Scaffale. Nel libro di Paolo Pasi per Elèuthera, il ferroviere anarchico sa che si può scartare dai percorsi obbligati e orientarsi in altra direzione. Per questo si sente vicino ai giovani che cercano uno stile di vita «disallineato». È un militante che sfrutta la libertà di viaggiare in treno per estendere la sua rete di relazioni, che si spende instancabilmente per i compagni incarcerati e, allo stesso tempo, a casa condivide i compiti con la moglie
Era il 1962 quando Luciano Bianciardi raccontò il lato oscuro «di un fenomeno che i più chiamano miracoloso, scordando, pare, che i miracoli veri sono quando si moltiplicano pani e pesci e pile di vino, e la gente mangia gratis tutta insieme, e beve». La Milano del «miracolo balordo» di Bianciardi – dove crescono il Pil i consumi e i bisogni purché tutti «siano pronti a scarpinare» e dove la vita, per molti, è agra – è la stessa di Giuseppe Pinelli. La racconta in modo delicato il libro di Paolo Pasi, Pinelli. Una storia, (Elèuthera, pp. 184, euro 16), pubblicato a 50 anni esatti dalla morte del «ferroviere anarchico» come il saggio di Paolo Brogi, Pinelli. L’innocente che cadde giù (Castelvecchi, pp. 160, euro 15). Se la ricerca di Brogi è un ulteriore tassello nella ricerca della verità sul caso Pinelli, il libro di Pasi si pone un obiettivo diverso: «ricostruire la vita di un uomo di cui si è scritto molto, ma solo per raccontare le circostanze della sua morte».
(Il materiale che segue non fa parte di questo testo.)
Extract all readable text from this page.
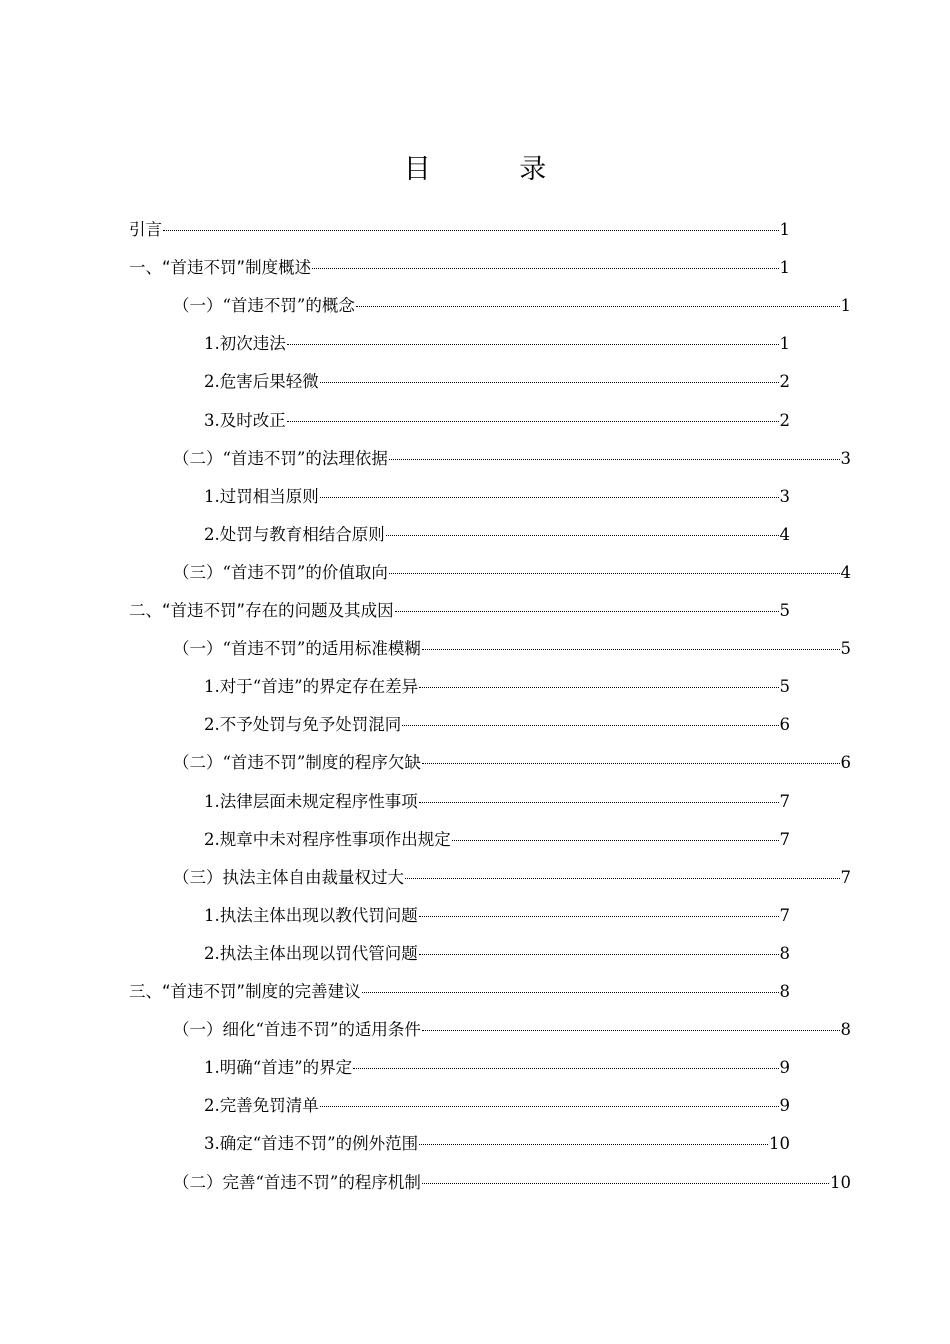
目 录
引言	1
一、“首违不罚”制度概述	1
（一）“首违不罚”的概念	1
1.初次违法	1
2.危害后果轻微	2
3.及时改正	2
（二）“首违不罚”的法理依据	3
1.过罚相当原则	3
2.处罚与教育相结合原则	4
（三）“首违不罚”的价值取向	4
二、“首违不罚”存在的问题及其成因	5
（一）“首违不罚”的适用标准模糊	5
1.对于“首违”的界定存在差异	5
2.不予处罚与免予处罚混同	6
（二）“首违不罚”制度的程序欠缺	6
1.法律层面未规定程序性事项	7
2.规章中未对程序性事项作出规定	7
（三）执法主体自由裁量权过大	7
1.执法主体出现以教代罚问题	7
2.执法主体出现以罚代管问题	8
三、“首违不罚”制度的完善建议	8
（一）细化“首违不罚”的适用条件	8
1.明确“首违”的界定	9
2.完善免罚清单	9
3.确定“首违不罚”的例外范围	10
（二）完善“首违不罚”的程序机制	10
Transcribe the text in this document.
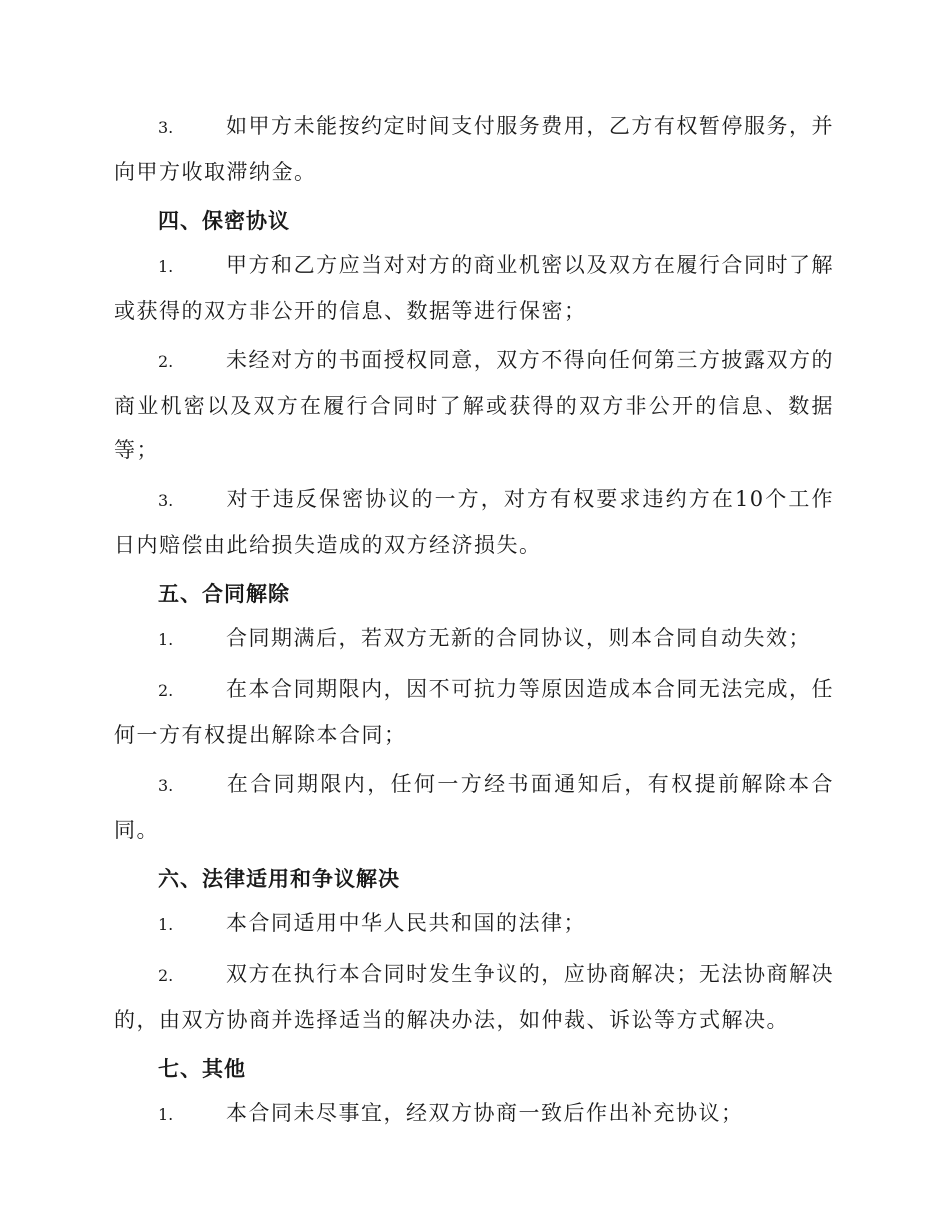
3.	如甲方未能按约定时间支付服务费用，乙方有权暂停服务，并向甲方收取滞纳金。

四、保密协议

1.	甲方和乙方应当对对方的商业机密以及双方在履行合同时了解或获得的双方非公开的信息、数据等进行保密；

2.	未经对方的书面授权同意，双方不得向任何第三方披露双方的商业机密以及双方在履行合同时了解或获得的双方非公开的信息、数据等；

3.	对于违反保密协议的一方，对方有权要求违约方在10个工作日内赔偿由此给损失造成的双方经济损失。

五、合同解除

1.	合同期满后，若双方无新的合同协议，则本合同自动失效；

2.	在本合同期限内，因不可抗力等原因造成本合同无法完成，任何一方有权提出解除本合同；

3.	在合同期限内，任何一方经书面通知后，有权提前解除本合同。

六、法律适用和争议解决

1.	本合同适用中华人民共和国的法律；

2.	双方在执行本合同时发生争议的，应协商解决；无法协商解决的，由双方协商并选择适当的解决办法，如仲裁、诉讼等方式解决。

七、其他

1.	本合同未尽事宜，经双方协商一致后作出补充协议；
DALLE PAGINE emergono le istantanee della Milano in cui Pinelli si spostava con il suo inseparabile motorino Benelli rosso fra la casa popolare di via Preneste 2, lo scalo ferroviario di Porta Garibaldi, il circolo anarchico Ponte della Ghisolfa, la Casa dello studente e del lavoratore in piazza Fontana, proprio di fronte alla banca teatro dell’attentato del 12 dicembre. È in questo spazio-tempo vivo e cupo che Pinelli contamina lo slancio giovanile antifascista (staffetta partigiana con la brigata Franco) e la formazione anarchica, acquisita attraverso il lavoro e l’incontro con lavoratori libertari, con la curiosità verso le controculture che sorgevano alla fine degli anni ’60: i beat di Brera e della «Cava», i provos antimilitaristi e anticlericali.
Pinelli è un anarchico pacifista, ha studiato l’esperanto in cerca di un alfabeto cosmopolita, all’amico in carcere scrive: «l’anarchismo non è violenza, è ragionamento e responsabilità». È un lettore autodidatta, ha la quinta elementare ma Fernanda Pivano, che lo conosce, lo definisce «troppo lungimirante». È un proletario con la passione per la letteratura e la musica, che non crede nella separazione fra lavoro manuale e lavoro intellettuale, ma rispetta il suo mestiere di caposquadra manovratore perché consente autogestione, responsabilità e solidarietà, al contrario della claustrofobica alienazione della fabbrica.
QUELLA CUI PASI cerca di restituire «il respiro del racconto» è soprattutto una vita condotta nel segno della «deviazione»: Pinelli, il ferroviere, sa che si può scartare dai percorsi obbligati e orientarsi in altra direzione. Per questo si sente vicino ai giovani che cercano uno stile di vita «disallineato». È un militante che sfrutta la libertà di viaggiare in treno per estendere la sua rete di relazioni, che si spende instancabilmente per i compagni incarcerati e, allo stesso tempo, a casa condivide i compiti con la moglie.
Ecco, un libro come questo ci aiuta forse a capire – e oggi ne abbiamo bisogno – che la caduta di Pinelli dal quarto piano della questura di Milano, la notte del 15 dicembre 1969, non solo «ha oscurato il sogno di una rivoluzione umanista e libertaria», ma ha spento una vita irregolare, refrattaria ai dogmi e all’ordine. Una vita preziosa perché rara.